The longest losing streak in Singapore residential prices in 17 years may prompt the government to take its foot off the brakes and relax some property curbs this year, the city-state’s second-biggest developer said.
Kwek Leng Beng, the billionaire executive chairman of City Developments, which built luxury condominiums such as the St Regis Residences near the Orchard Road shopping belt, said mid-income and low-end housing could see further price declines and the high-end market remains subdued.
“They will press the button at the right time although developers are hoping they will do it sooner than later,” Kwek said after the company’s earnings briefing on Thursday. “I think they will do something this year, that’s my speculation, as there are a lot of mid- and low-end homes coming up.

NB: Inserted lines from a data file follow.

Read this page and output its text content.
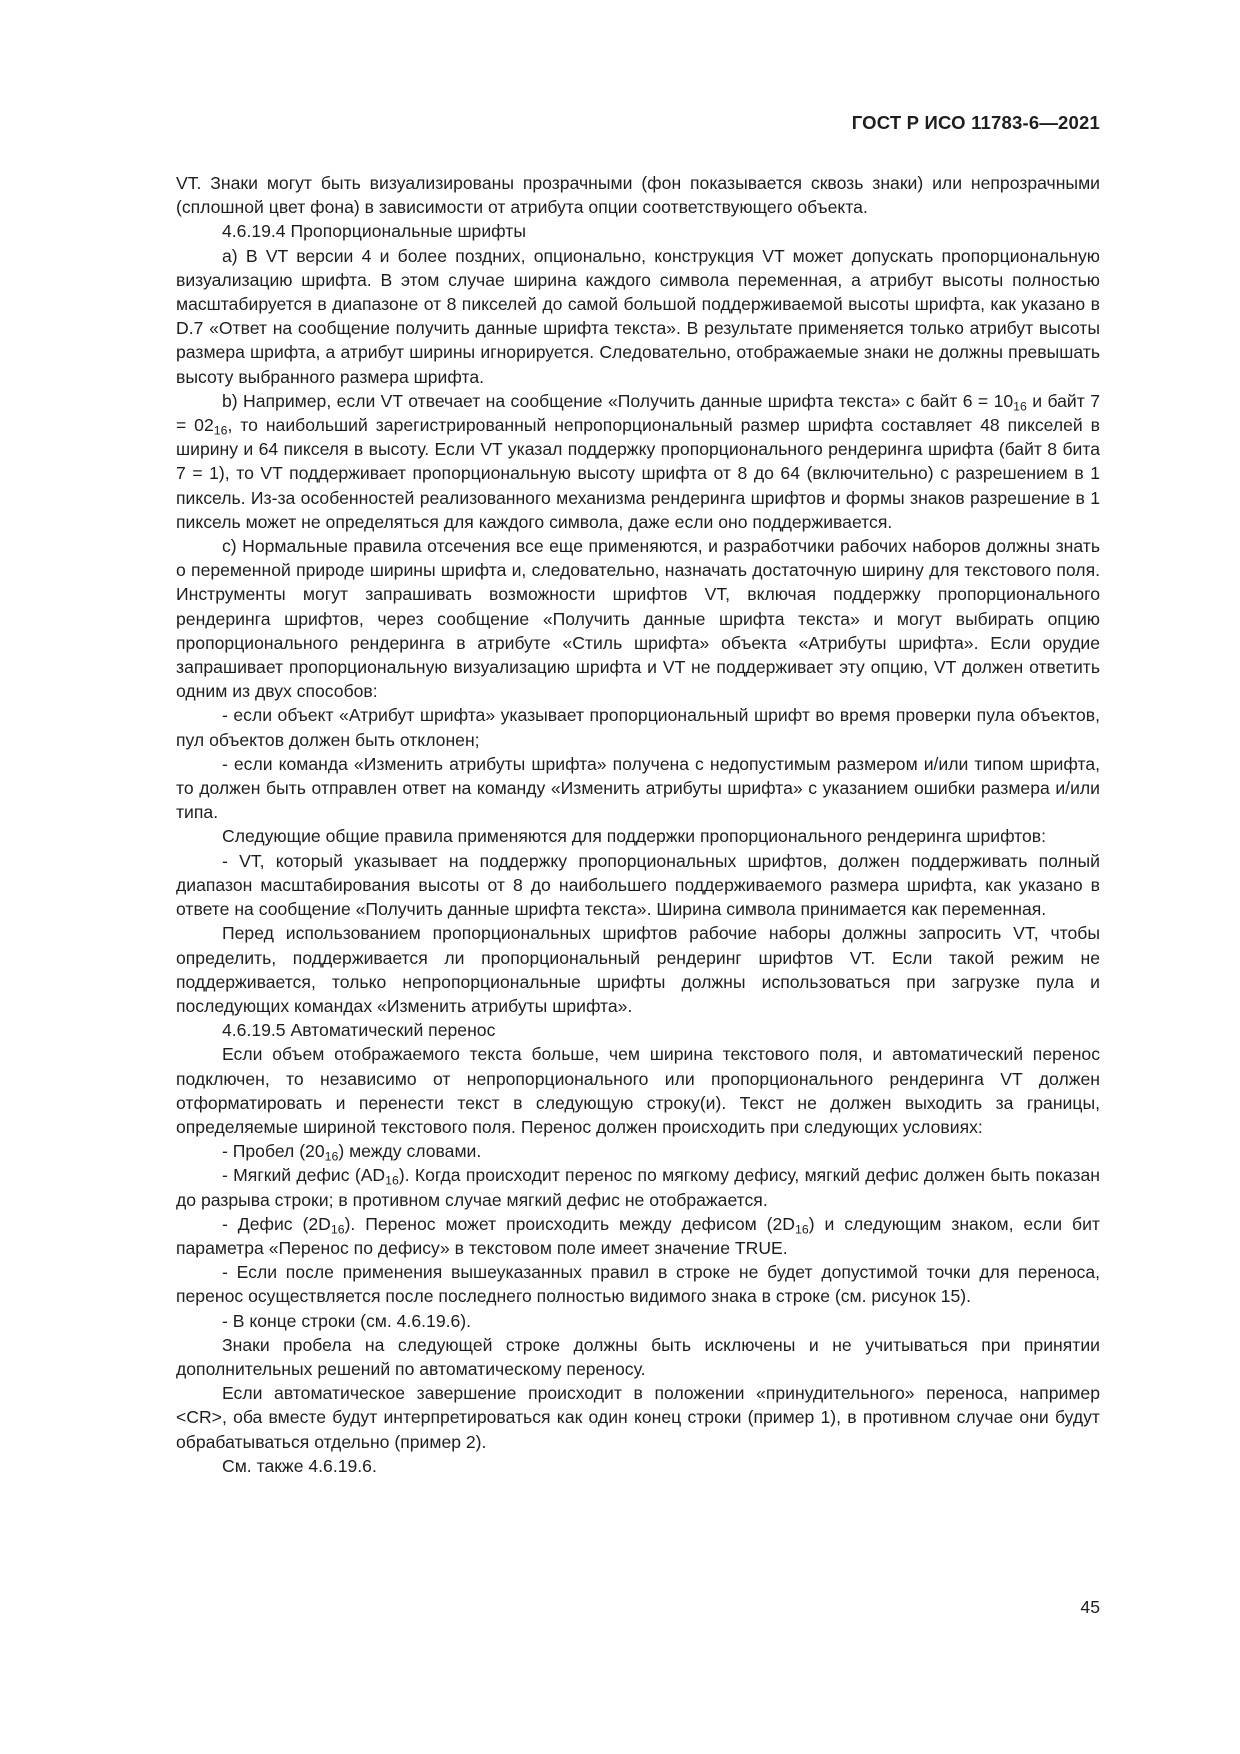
ГОСТ Р ИСО 11783-6—2021

VT. Знаки могут быть визуализированы прозрачными (фон показывается сквозь знаки) или непрозрачными (сплошной цвет фона) в зависимости от атрибута опции соответствующего объекта.

4.6.19.4 Пропорциональные шрифты

a) В VT версии 4 и более поздних, опционально, конструкция VT может допускать пропорциональную визуализацию шрифта. В этом случае ширина каждого символа переменная, а атрибут высоты полностью масштабируется в диапазоне от 8 пикселей до самой большой поддерживаемой высоты шрифта, как указано в D.7 «Ответ на сообщение получить данные шрифта текста». В результате применяется только атрибут высоты размера шрифта, а атрибут ширины игнорируется. Следовательно, отображаемые знаки не должны превышать высоту выбранного размера шрифта.

b) Например, если VT отвечает на сообщение «Получить данные шрифта текста» с байт $6 = 10_{16}$ и байт $7 = 02_{16}$, то наибольший зарегистрированный непропорциональный размер шрифта составляет 48 пикселей в ширину и 64 пикселя в высоту. Если VT указал поддержку пропорционального рендеринга шрифта (байт 8 бита 7 = 1), то VT поддерживает пропорциональную высоту шрифта от 8 до 64 (включительно) с разрешением в 1 пиксель. Из-за особенностей реализованного механизма рендеринга шрифтов и формы знаков разрешение в 1 пиксель может не определяться для каждого символа, даже если оно поддерживается.

c) Нормальные правила отсечения все еще применяются, и разработчики рабочих наборов должны знать о переменной природе ширины шрифта и, следовательно, назначать достаточную ширину для текстового поля. Инструменты могут запрашивать возможности шрифтов VT, включая поддержку пропорционального рендеринга шрифтов, через сообщение «Получить данные шрифта текста» и могут выбирать опцию пропорционального рендеринга в атрибуте «Стиль шрифта» объекта «Атрибуты шрифта». Если орудие запрашивает пропорциональную визуализацию шрифта и VT не поддерживает эту опцию, VT должен ответить одним из двух способов:

- если объект «Атрибут шрифта» указывает пропорциональный шрифт во время проверки пула объектов, пул объектов должен быть отклонен;

- если команда «Изменить атрибуты шрифта» получена с недопустимым размером и/или типом шрифта, то должен быть отправлен ответ на команду «Изменить атрибуты шрифта» с указанием ошибки размера и/или типа.

Следующие общие правила применяются для поддержки пропорционального рендеринга шрифтов:

- VT, который указывает на поддержку пропорциональных шрифтов, должен поддерживать полный диапазон масштабирования высоты от 8 до наибольшего поддерживаемого размера шрифта, как указано в ответе на сообщение «Получить данные шрифта текста». Ширина символа принимается как переменная.

Перед использованием пропорциональных шрифтов рабочие наборы должны запросить VT, чтобы определить, поддерживается ли пропорциональный рендеринг шрифтов VT. Если такой режим не поддерживается, только непропорциональные шрифты должны использоваться при загрузке пула и последующих командах «Изменить атрибуты шрифта».

4.6.19.5 Автоматический перенос

Если объем отображаемого текста больше, чем ширина текстового поля, и автоматический перенос подключен, то независимо от непропорционального или пропорционального рендеринга VT должен отформатировать и перенести текст в следующую строку(и). Текст не должен выходить за границы, определяемые шириной текстового поля. Перенос должен происходить при следующих условиях:

- Пробел $(20_{16})$ между словами.

- Мягкий дефис $(AD_{16})$. Когда происходит перенос по мягкому дефису, мягкий дефис должен быть показан до разрыва строки; в противном случае мягкий дефис не отображается.

- Дефис $(2D_{16})$. Перенос может происходить между дефисом $(2D_{16})$ и следующим знаком, если бит параметра «Перенос по дефису» в текстовом поле имеет значение TRUE.

- Если после применения вышеуказанных правил в строке не будет допустимой точки для переноса, перенос осуществляется после последнего полностью видимого знака в строке (см. рисунок 15).

- В конце строки (см. 4.6.19.6).

Знаки пробела на следующей строке должны быть исключены и не учитываться при принятии дополнительных решений по автоматическому переносу.

Если автоматическое завершение происходит в положении «принудительного» переноса, например <CR>, оба вместе будут интерпретироваться как один конец строки (пример 1), в противном случае они будут обрабатываться отдельно (пример 2).

См. также 4.6.19.6.

45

I suspect it will be the abolishing of the buyer’s stamp duties.” Singapore has been successful in cooling its property market with a slew of measures to tame record prices set in 2013. They have included a cap on debt repayment costs at 60% of a borrower’s monthly income, higher stamp duties on home purchases and an increase in real estate taxes.

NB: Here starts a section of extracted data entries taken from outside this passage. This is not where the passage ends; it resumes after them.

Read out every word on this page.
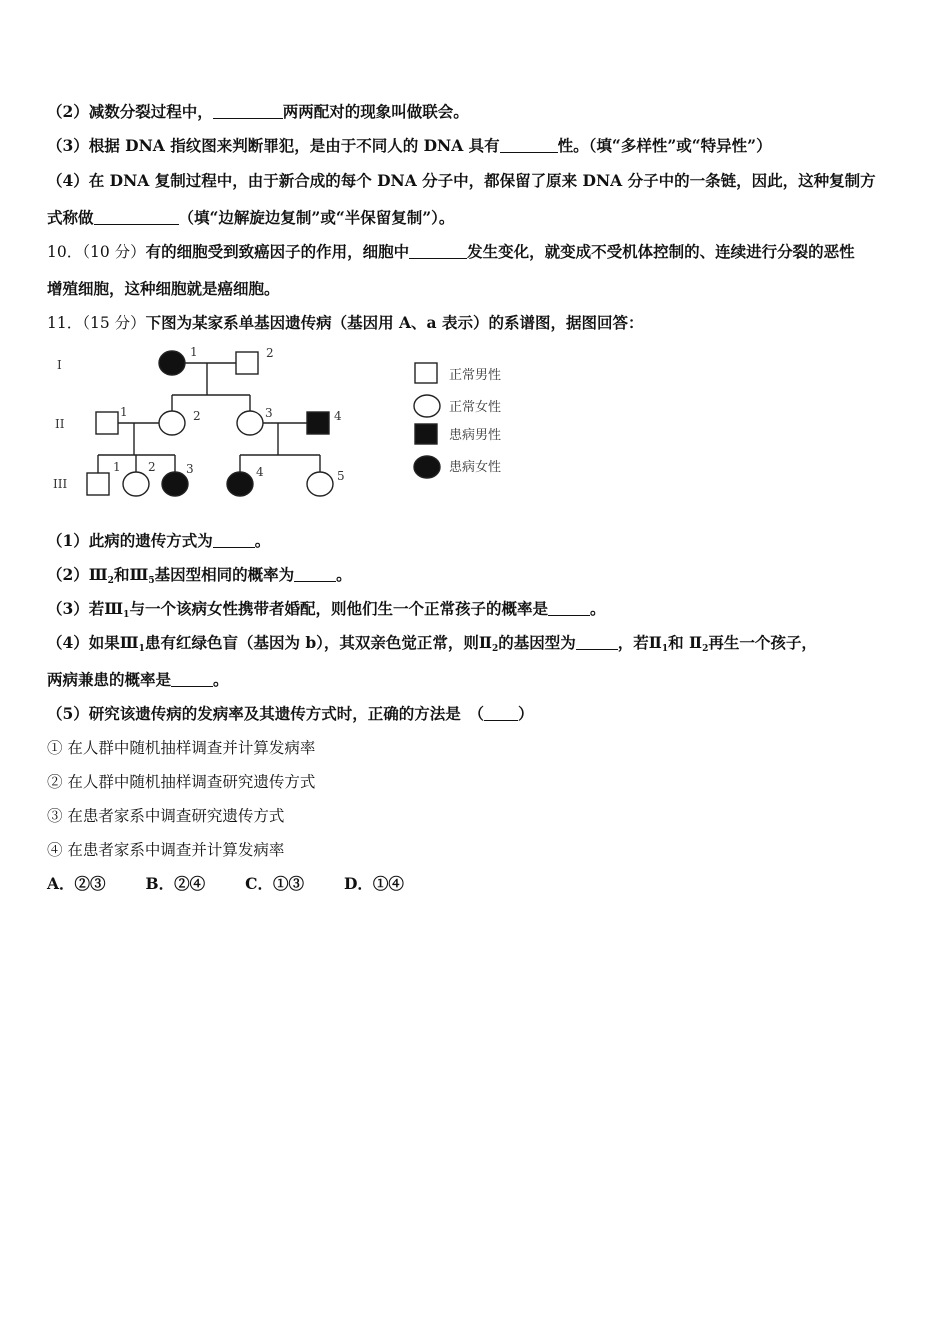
（2）减数分裂过程中，	两两配对的现象叫做联会。
（3）根据 DNA 指纹图来判断罪犯，是由于不同人的 DNA 具有	性。（填“多样性”或“特异性”）
（4）在 DNA 复制过程中，由于新合成的每个 DNA 分子中，都保留了原来 DNA 分子中的一条链，因此，这种复制方
式称做	（填“边解旋边复制”或“半保留复制”）。
10．（10 分）有的细胞受到致癌因子的作用，细胞中	发生变化，就变成不受机体控制的、连续进行分裂的恶性
增殖细胞，这种细胞就是癌细胞。
11．（15 分）下图为某家系单基因遗传病（基因用 A、a 表示）的系谱图，据图回答：
I
II
III
1	2
1	2	3	4
1 2	3	4	5
正常男性
正常女性
患病男性
患病女性
（1）此病的遗传方式为	。
$(2)Ⅲ_2$和$Ⅲ_5$基因型相同的概率为	。
（3）若$Ⅲ_1$与一个该病女性携带者婚配，则他们生一个正常孩子的概率是	。
（4）如果$Ⅲ_1$患有红绿色盲（基因为 b），其双亲色觉正常，则$Ⅱ_2$的基因型为	，若$Ⅱ_1$和 $Ⅱ_2$再生一个孩子，
两病兼患的概率是	。
（5）研究该遗传病的发病率及其遗传方式时，正确的方法是　（ ）
① 在人群中随机抽样调查并计算发病率
② 在人群中随机抽样调查研究遗传方式
③ 在患者家系中调查研究遗传方式
④ 在患者家系中调查并计算发病率
A．②③	B．②④	C．①③	D．①④
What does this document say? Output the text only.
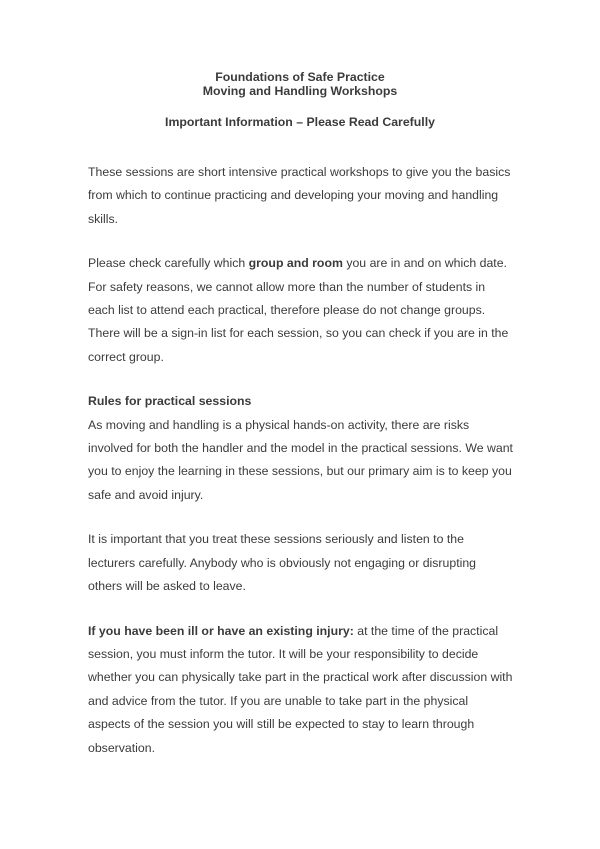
Foundations of Safe Practice
Moving and Handling Workshops
Important Information – Please Read Carefully
These sessions are short intensive practical workshops to give you the basics
from which to continue practicing and developing your moving and handling
skills.
Please check carefully which group and room you are in and on which date.
For safety reasons, we cannot allow more than the number of students in
each list to attend each practical, therefore please do not change groups.
There will be a sign-in list for each session, so you can check if you are in the
correct group.
Rules for practical sessions
As moving and handling is a physical hands-on activity, there are risks
involved for both the handler and the model in the practical sessions. We want
you to enjoy the learning in these sessions, but our primary aim is to keep you
safe and avoid injury.
It is important that you treat these sessions seriously and listen to the
lecturers carefully. Anybody who is obviously not engaging or disrupting
others will be asked to leave.
If you have been ill or have an existing injury: at the time of the practical
session, you must inform the tutor. It will be your responsibility to decide
whether you can physically take part in the practical work after discussion with
and advice from the tutor. If you are unable to take part in the physical
aspects of the session you will still be expected to stay to learn through
observation.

Home values have dropped 8.4% from the peak in 2013 and sales have since declined to about half the level that year. The government needs to calibrate cooling measures imposed on Singapore’s property market to engineer a soft landing, the Real Estate Developers’ Association of Singapore president Augustine Tan said this month.

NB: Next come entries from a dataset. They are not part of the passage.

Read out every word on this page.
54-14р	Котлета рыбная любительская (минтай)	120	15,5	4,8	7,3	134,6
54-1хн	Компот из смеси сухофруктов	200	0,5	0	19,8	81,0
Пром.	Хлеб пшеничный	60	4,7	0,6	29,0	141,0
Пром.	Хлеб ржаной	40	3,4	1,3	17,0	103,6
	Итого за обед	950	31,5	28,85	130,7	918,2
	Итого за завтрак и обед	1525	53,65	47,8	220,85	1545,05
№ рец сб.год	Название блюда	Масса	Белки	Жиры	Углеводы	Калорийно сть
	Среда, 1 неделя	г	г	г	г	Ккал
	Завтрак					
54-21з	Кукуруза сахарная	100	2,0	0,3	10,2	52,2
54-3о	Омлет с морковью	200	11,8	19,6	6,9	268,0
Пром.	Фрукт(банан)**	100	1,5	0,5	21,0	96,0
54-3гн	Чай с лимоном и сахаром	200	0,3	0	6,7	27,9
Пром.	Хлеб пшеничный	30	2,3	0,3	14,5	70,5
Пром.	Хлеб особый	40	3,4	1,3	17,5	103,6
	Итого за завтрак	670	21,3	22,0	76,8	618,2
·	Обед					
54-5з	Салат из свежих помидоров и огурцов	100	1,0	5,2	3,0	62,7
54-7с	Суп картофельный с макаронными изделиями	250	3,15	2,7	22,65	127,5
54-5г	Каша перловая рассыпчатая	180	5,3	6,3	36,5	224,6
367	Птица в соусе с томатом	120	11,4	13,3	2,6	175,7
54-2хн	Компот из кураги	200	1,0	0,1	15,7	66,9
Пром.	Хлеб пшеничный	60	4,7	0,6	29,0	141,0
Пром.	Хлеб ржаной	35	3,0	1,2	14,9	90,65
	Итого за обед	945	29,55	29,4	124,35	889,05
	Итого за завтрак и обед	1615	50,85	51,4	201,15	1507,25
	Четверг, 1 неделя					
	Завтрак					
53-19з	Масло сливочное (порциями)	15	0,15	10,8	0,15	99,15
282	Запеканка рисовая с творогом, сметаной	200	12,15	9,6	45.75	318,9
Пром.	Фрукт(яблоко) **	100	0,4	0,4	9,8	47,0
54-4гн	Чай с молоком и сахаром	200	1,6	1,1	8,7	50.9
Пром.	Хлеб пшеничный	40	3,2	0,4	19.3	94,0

City Developments posted a 6.7% increase in fourth-quarter profit to S$410.5mn ($293mn) in the three months ended December 31. The developer is trying to mitigate risks in Singapore by expanding overseas to markets such as China, Japan and UK. The company is expanding its fund-management platform and has completed two deals valued at S$2.6bn since December 2014. It is on target to grow fund assets under management to S$5bn by 2018.